Laura Vinck

Three Eremocene Poems

Self-Portrait During the Eremocene

Hair like a thundercloud,
amassing its own
weather and natural disasters.

False teeth.
Reconfigured flesh
held shut by seams of shiny keloids.

Matt says I’m a
weapon without a war.
Edgy sometimes.

A man once called me crazy
for loving the color orange,
but I couldn’t resist it:
pulpy, muscular, animal, searing.

Sometimes I swim in the
ocean because it fights back.

Handwriting forged into little
bricks of solemn poem-shacks.

Every morning asking myself,
“Why do you get to live?”

Teeth too big for my mouth,
I eat in three languages,

a jackal who can only love in hunger.
 

Current Events

The beak’s arc, a trajectory
and proboscis,

not dangled, nor held
like a rod and lure

but suspended in orange-pink
punctuates afternoon light,

the white body of an ibis marshaled
by steam rising from the thickets

bobs from mangrove to open water.

What do you call heat
telegraphed from a forest,

the breath of creatures
marked safe for another night?

The god Thoth with his ibis head
was said to mediate good and evil

as the moon does light, ombudsman
of night and lantern.

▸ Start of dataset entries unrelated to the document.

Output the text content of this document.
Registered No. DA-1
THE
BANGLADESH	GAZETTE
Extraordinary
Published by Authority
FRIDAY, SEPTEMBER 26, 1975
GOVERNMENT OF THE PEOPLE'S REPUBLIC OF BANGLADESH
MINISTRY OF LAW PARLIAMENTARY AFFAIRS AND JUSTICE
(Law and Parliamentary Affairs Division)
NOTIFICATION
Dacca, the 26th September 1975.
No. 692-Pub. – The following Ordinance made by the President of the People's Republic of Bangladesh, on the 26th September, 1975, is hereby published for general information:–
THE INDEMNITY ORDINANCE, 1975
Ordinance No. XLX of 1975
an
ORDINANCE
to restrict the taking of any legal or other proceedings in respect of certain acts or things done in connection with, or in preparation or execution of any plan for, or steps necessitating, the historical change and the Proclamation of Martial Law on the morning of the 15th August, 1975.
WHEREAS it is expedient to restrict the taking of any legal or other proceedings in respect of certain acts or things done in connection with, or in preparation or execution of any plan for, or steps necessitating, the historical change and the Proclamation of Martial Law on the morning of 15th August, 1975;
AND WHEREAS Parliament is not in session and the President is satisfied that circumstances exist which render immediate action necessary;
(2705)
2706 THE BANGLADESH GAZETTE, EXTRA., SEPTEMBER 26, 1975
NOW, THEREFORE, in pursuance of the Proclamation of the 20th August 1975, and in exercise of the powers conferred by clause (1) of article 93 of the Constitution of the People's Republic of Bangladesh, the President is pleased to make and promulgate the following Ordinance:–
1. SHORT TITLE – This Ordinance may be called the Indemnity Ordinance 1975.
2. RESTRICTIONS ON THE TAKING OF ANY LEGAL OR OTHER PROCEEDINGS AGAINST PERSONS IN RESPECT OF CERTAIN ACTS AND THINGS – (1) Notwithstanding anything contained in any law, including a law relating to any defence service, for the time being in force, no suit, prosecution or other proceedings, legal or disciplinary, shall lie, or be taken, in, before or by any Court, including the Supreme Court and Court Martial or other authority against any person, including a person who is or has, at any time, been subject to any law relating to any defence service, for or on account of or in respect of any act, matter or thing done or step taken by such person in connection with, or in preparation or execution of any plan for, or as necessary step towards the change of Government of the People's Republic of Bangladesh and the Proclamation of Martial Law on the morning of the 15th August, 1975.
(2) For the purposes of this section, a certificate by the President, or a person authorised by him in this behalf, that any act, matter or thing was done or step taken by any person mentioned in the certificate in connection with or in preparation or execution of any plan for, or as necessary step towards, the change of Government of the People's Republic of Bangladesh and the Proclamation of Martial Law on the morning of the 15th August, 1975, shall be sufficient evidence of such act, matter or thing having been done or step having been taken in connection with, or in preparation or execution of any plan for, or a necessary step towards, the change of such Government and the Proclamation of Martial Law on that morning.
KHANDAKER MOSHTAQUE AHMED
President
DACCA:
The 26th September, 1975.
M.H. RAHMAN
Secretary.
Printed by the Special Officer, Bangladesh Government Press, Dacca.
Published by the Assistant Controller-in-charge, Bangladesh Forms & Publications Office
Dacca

How

darkness eats the moon over time,
how it might be simpler to eat it whole,

or pluck out the entire matter like an eyeball.

The ibis

swells its feathers, a white loaf
trawling silt, acts like

a good guy,
one of the good guys.
 

Ode to the End of the World

The credo for the future became every sky is breakable.
Then: the collective catatonia of the possum-hearted.
Some of us considered this a lapse in loving fluently.

O short, cold souls of the future! Watch for our return!
Look at our hands, and know you were wrong about us.

Some of us earthbound love-things lived to
drink our compliments and achievements in flutes.

We swaddled our bodies in waves of human currents,
shed our forests and foxes, and slipped ourselves
into the silken crags of cities. We painted ourselves

innumerable and mob-like, so giving over our bodies
to the primordial was easy. We loved the flames

of the needy, how they licked. In their houses we would preen
our cheeks and lips, pliable for anyone,

anyone being born again as everyone.

And then the sky broke against itself, the world buckled apart.

We lovers oozed out of the rubble.

We beamed at the notion of more cracks to fill.

We spackled ourselves into the broken.

We spread our desire in golden veins
through the masses, growing our ore in tumors,

our cancers replicate like love with roots we mistook for dead.